The RedPad sells at 9999 RMB each, twice as much as the price of iPad in China, though it offers a wholesale discounted price of 7100RMB to government institutions. Why would Red Technology think officials will pay such a hefty price for a copycat product? I think we should not under-estimate Red Technology’s ingenuity, at least, it has the profound insight that Chinese government officials live in a completely different world from common people, so of course the Internet means something completely different to them than to common people. The RedPad’s selling points indeed meet the specific demands of officials: to know what their superiors are thinking, and to control what their inferiors know and say about them. And high price is not an issue for people who are spending other people’s money. In RedPad, we see the kind of innovation that truly matters in China: Creative Ass-kissing, and the perfection of an established business model of state capitalism: privatization of public money.
But a wonderful concept does not necessarily leads to a successful business. RedPad might fail simply because it is not able to deliver what it promised to its spoiled customers. So far, what RedPad calls “special information service” is simply aggregated content of propaganda media, from People’s Daily, to local government subsidized newspaper like the Harmonic News of Shanxi. This is far from a secret weapon for savvy officials to watch the trends in the political elite circle.
The resume of Red Technology’s CEO, Liu Xian Ri (刘鲜日), does not invoke much confidence either. Liu was a journalist of People’s Daily during the 1990s, but later he devoted himself to the cronyism business. His last project was the so called “China Network of Internet” (中国网联网), which aims to be the integrating platform for all the “official” websites of China. Though Liu claims that over 1000 websites of party-organs have joined his website, w010w.com.cn, the website can no longer be opened.

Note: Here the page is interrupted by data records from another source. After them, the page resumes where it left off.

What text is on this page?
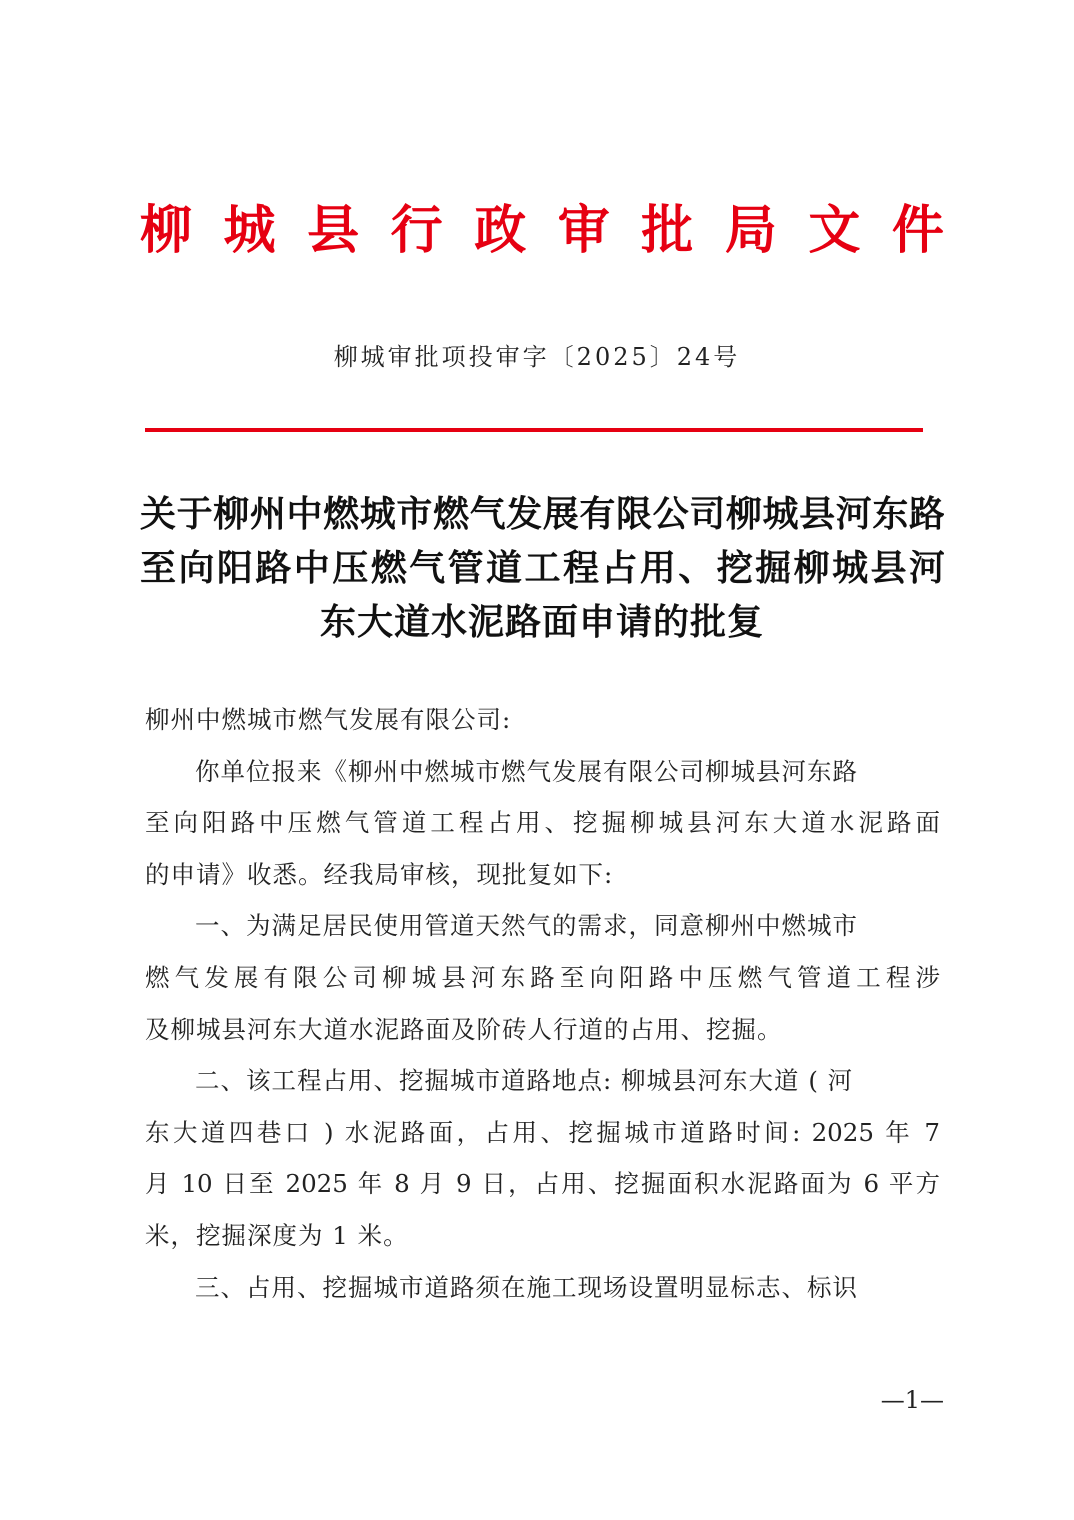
柳 城 县 行 政 审 批 局 文 件
柳城审批项投审字〔2025〕24号
关于柳州中燃城市燃气发展有限公司柳城县河东路
至向阳路中压燃气管道工程占用、挖掘柳城县河
东大道水泥路面申请的批复
柳州中燃城市燃气发展有限公司:
你单位报来《柳州中燃城市燃气发展有限公司柳城县河东路
至向阳路中压燃气管道工程占用、挖掘柳城县河东大道水泥路面
的申请》收悉。经我局审核，现批复如下:
一、为满足居民使用管道天然气的需求，同意柳州中燃城市
燃气发展有限公司柳城县河东路至向阳路中压燃气管道工程涉
及柳城县河东大道水泥路面及阶砖人行道的占用、挖掘。
二、该工程占用、挖掘城市道路地点: 柳城县河东大道 ( 河
东大道四巷口 ) 水泥路面，占用、挖掘城市道路时间: 2025 年 7
月 10 日至 2025 年 8 月 9 日，占用、挖掘面积水泥路面为 6 平方
米，挖掘深度为 1 米。
三、占用、挖掘城市道路须在施工现场设置明显标志、标识
—1—
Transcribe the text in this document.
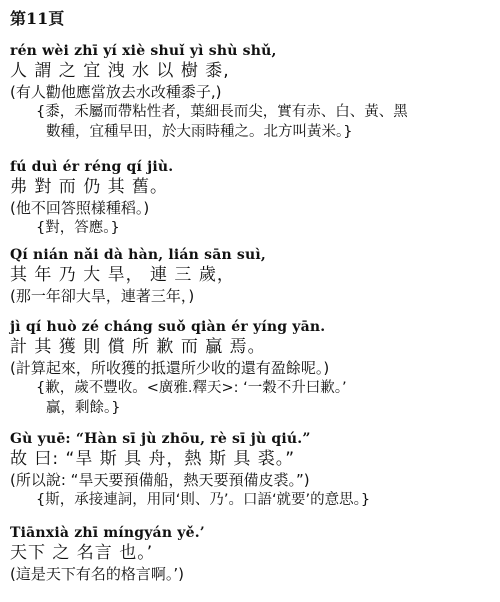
第11頁
rén wèi zhī yí xiè shuǐ yì shù shǔ,
人 謂 之 宜 洩 水 以 樹 黍,
(有人勸他應當放去水改種黍子,)
{黍，禾屬而帶粘性者，葉細長而尖，實有赤、白、黃、黑
數種，宜種早田，於大雨時種之。北方叫黃米。}
fú duì ér réng qí jiù.
弗 對 而 仍 其 舊。
(他不回答照樣種稻。)
{對，答應。}
Qí nián nǎi dà hàn, lián sān suì,
其 年 乃 大 旱， 連 三 歲，
(那一年卻大旱，連著三年，)
jì qí huò zé cháng suǒ qiàn ér yíng yān.
計 其 獲 則 償 所 歉 而 贏 焉。
(計算起來，所收獲的抵還所少收的還有盈餘呢。)
{歉，歲不豐收。<廣雅.釋天>: ‘一穀不升曰歉。’
贏，剩餘。}
Gù yuē: “Hàn sī jù zhōu, rè sī jù qiú.”
故 曰: “旱 斯 具 舟，熱 斯 具 裘。”
(所以說: “旱天要預備船，熱天要預備皮裘。”)
{斯，承接連詞，用同‘則、乃’。口語‘就要’的意思。}
Tiānxià zhī míngyán yě.’
天下 之 名言 也。’
(這是天下有名的格言啊。’)
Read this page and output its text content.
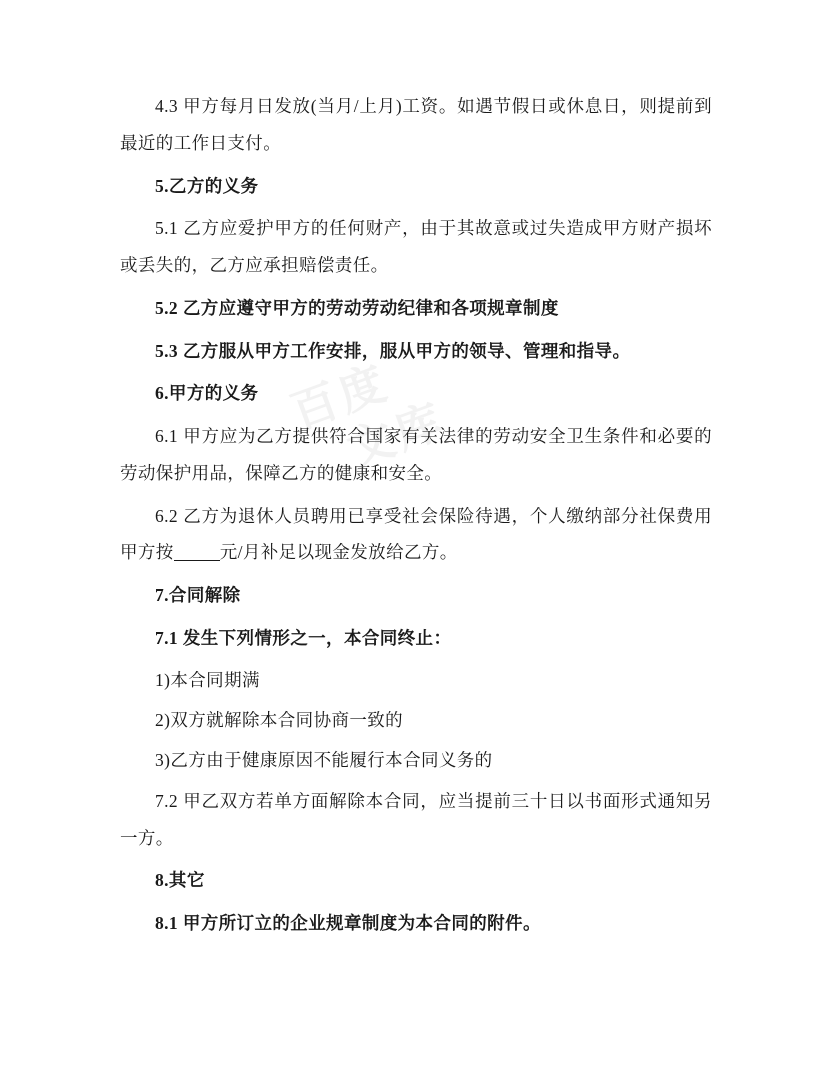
百度
文库

4.3 甲方每月日发放(当月/上月)工资。如遇节假日或休息日，则提前到最近的工作日支付。

5.乙方的义务

5.1 乙方应爱护甲方的任何财产，由于其故意或过失造成甲方财产损坏或丢失的，乙方应承担赔偿责任。

5.2 乙方应遵守甲方的劳动劳动纪律和各项规章制度

5.3 乙方服从甲方工作安排，服从甲方的领导、管理和指导。

6.甲方的义务

6.1 甲方应为乙方提供符合国家有关法律的劳动安全卫生条件和必要的劳动保护用品，保障乙方的健康和安全。

6.2 乙方为退休人员聘用已享受社会保险待遇，个人缴纳部分社保费用甲方按	元/月补足以现金发放给乙方。

7.合同解除

7.1 发生下列情形之一，本合同终止：

1)本合同期满

2)双方就解除本合同协商一致的

3)乙方由于健康原因不能履行本合同义务的

7.2 甲乙双方若单方面解除本合同，应当提前三十日以书面形式通知另一方。

8.其它

8.1 甲方所订立的企业规章制度为本合同的附件。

Liu also claims to be a PhD from the American United University (美国美联大学).Though this American United University has quite many alumni among Chinese officials, it is also notorious for skipping the education part and selling diplomas online at a price so low that its Chinese competitors can only envy.
The RedPad’s most controversial feature is the so called “advanced privacy protection”. Many Chinese netizens vented:” Why we have to comply with the new real name registration policy for micro-blogging, while officials’ privacy is protected?” But, we need to understand privacy means different things for officials and common people, actually, the privacy of officials hinges on the lack of privacy of common people, meaning they need to limit what people know about them as well as what people know about the world.
Red Technology’s Liu has unusual sociological imagination, he sees clearly that state capitalism has produced a special class of power elites, government officials mostly, who control most of the country’s political and economic resources. The RedPad is a joke as a consumer product, but my worst fear is that it might turn out to be profitable for its producer, as previous jokes like the Green Dam software did; what kind of system of incentive would that be!